ガレットの工房に一台の重厚な黒い馬車が止まった。
馬車にはドラヴェン公爵家の紋章が刻まれている。
中にはヴァレンが乗っていた。
公務が早くに終わり病院に立ち寄ったところ、エルヴィラに「暗くなってきて、セラフィーちゃんが心配だから迎えに行ってあげて?」と、馬車に強制的に押し込まれた。
馬車からは工房の中の様子がよく見えた。
そこには作業台を囲む2人の姿があり、何かをのぞき込みながらセラフィーが指を差して説明し、ガレットがそれを書き込んでいる。
2人とも作業に夢中で、周囲が見えていない様子だ。
セラフィーが笑うと、ガレットも口の端を上げた。
(何だ、これは)
胸の中に、妙なざわつきがあった。
エルヴィラから報告を受けており、ガレットが腕の立つ職人で病院にも大きく貢献してくれていることは知っている。

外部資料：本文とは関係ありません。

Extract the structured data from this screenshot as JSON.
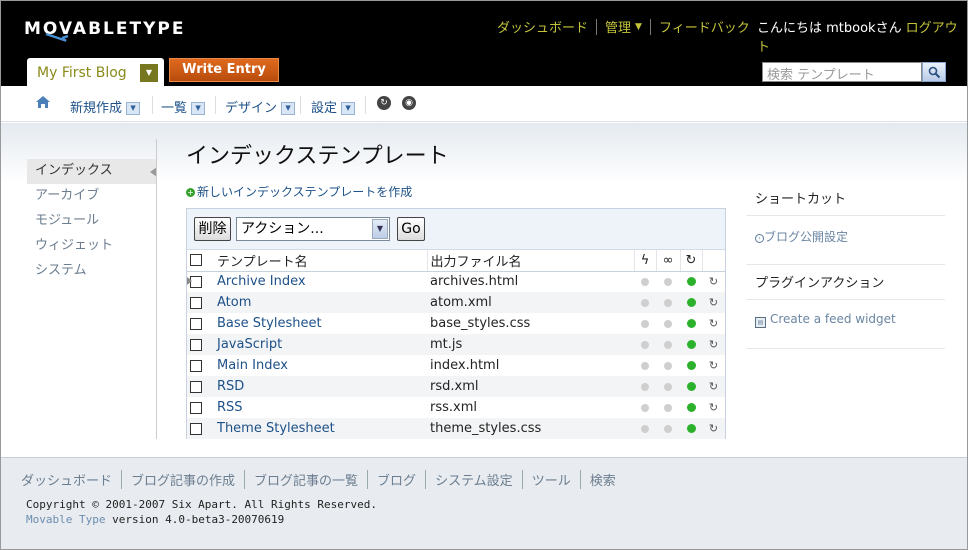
{
  "header": {
    "logo": "MOVABLETYPE",
    "nav": [
      {
        "label": "ダッシュボード"
      },
      {
        "label": "管理"
      },
      {
        "label": "フィードバック"
      }
    ],
    "greeting": "こんにちは mtbookさん",
    "logout": "ログアウト",
    "blog_name": "My First Blog",
    "write_entry": "Write Entry",
    "search_placeholder": "検索 テンプレート"
  },
  "subnav": {
    "items": [
      "新規作成",
      "一覧",
      "デザイン",
      "設定"
    ]
  },
  "sidebar": {
    "items": [
      "インデックス",
      "アーカイブ",
      "モジュール",
      "ウィジェット",
      "システム"
    ]
  },
  "main": {
    "title": "インデックステンプレート",
    "create_link": "新しいインデックステンプレートを作成",
    "delete_button": "削除",
    "action_select": "アクション...",
    "go_button": "Go",
    "columns": {
      "name": "テンプレート名",
      "file": "出力ファイル名"
    },
    "rows": [
      {
        "name": "Archive Index",
        "file": "archives.html"
      },
      {
        "name": "Atom",
        "file": "atom.xml"
      },
      {
        "name": "Base Stylesheet",
        "file": "base_styles.css"
      },
      {
        "name": "JavaScript",
        "file": "mt.js"
      },
      {
        "name": "Main Index",
        "file": "index.html"
      },
      {
        "name": "RSD",
        "file": "rsd.xml"
      },
      {
        "name": "RSS",
        "file": "rss.xml"
      },
      {
        "name": "Theme Stylesheet",
        "file": "theme_styles.css"
      }
    ]
  },
  "right": {
    "shortcuts_title": "ショートカット",
    "shortcut_link": "ブログ公開設定",
    "plugin_title": "プラグインアクション",
    "plugin_link": "Create a feed widget"
  },
  "footer": {
    "links": [
      "ダッシュボード",
      "ブログ記事の作成",
      "ブログ記事の一覧",
      "ブログ",
      "システム設定",
      "ツール",
      "検索"
    ],
    "copyright": "Copyright © 2001-2007 Six Apart. All Rights Reserved.",
    "product": "Movable Type",
    "version": " version 4.0-beta3-20070619"
  },
  "colors": {
    "header_bg": "#000000",
    "nav_link": "#c4c43b",
    "write_entry": "#d45f17",
    "link": "#1d5189",
    "status_green": "#2bb12b"
  }
}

しかし、セラフィーと彼がこんなにも親しくしているとは思わなかった。
その時、彼女が不意に窓を見て、馬車に気付くと目を丸くした。
扉を開け、降りてきたヴァレンを見ると慌てて駆け寄ってくる。
「ヴァレン様、どうされたんですか?」
「エルヴィラに言われて、迎えにきた」
ヴァレンがぶっきらぼうに答えると、セラフィーは申しわけなさそうだが、どこか嬉しそうに礼を述べた。
ガレットの視線に気づくと、セラフィーは彼に身振り手振りで立つように促した。
「ヴァレン様、ご紹介いたします。機能訓練室で使う道具などの製作をお願いしているガレット・クラインさんです」
ガレットが緊張した面持ちで大きく腰を折るように挨拶すると、ヴァレンは静かに頷いた。
平民であるガレットが大貴族である彼に会う機会なんて滅多にないことだ。
「堅苦しくしなくてかまわない。友人であるジークが世話になったな」
そういわれると、ガレットは安堵したように肩の力が少し抜ける。
「エルヴィラから専属にならないかと言われているそうだな」
「いや、公爵家の病院の専属なんて、俺には荷が重いですよ」
ガレットが首の後ろをかきながら、居心地悪そうにしている。
そんな彼にセラフィーは、胸の前で小さく両手を握ると、目をらんらんと輝かせた。
「ガレットさんなら適任ですよ!私が保証します」
「お前に保証されてもな」
苦笑いするガレットに、彼女は熱い視線を送り続けている。
すぐ近くでそのやり取りを見つめていたヴァレンは、ますます心中穏やかでないものを感じた。
ただの仕事仲間だと分かっているのに、なぜ自分はこれほどまでに、彼女の視線が他の男に向くのが気になるのか……。
「セラフィー……」
気づけば、彼の口から自然と名がこぼれ落ちた。
静かな声だったが、そこには確かな熱がこもっていた。
「えっ?」
セラフィーは驚きヴァレンの方を向いたが、彼自身もなぜそう言ったのか分からず戸惑いを見せる。
しかし、それを悟られまいと冷静を装い告げた。
「もう大丈夫か?……そろそろ帰るぞ。ご家族が心配する」
「はっはい!ではガレットさん、よろしくお願いします」
セラフィーは頬を赤く染めると、ガレットに深く一礼し、ヴァレンに続き工房を後にした。
そんな2人の後姿をガレットは「ははーん」と意味深な笑みを浮かべるのであった。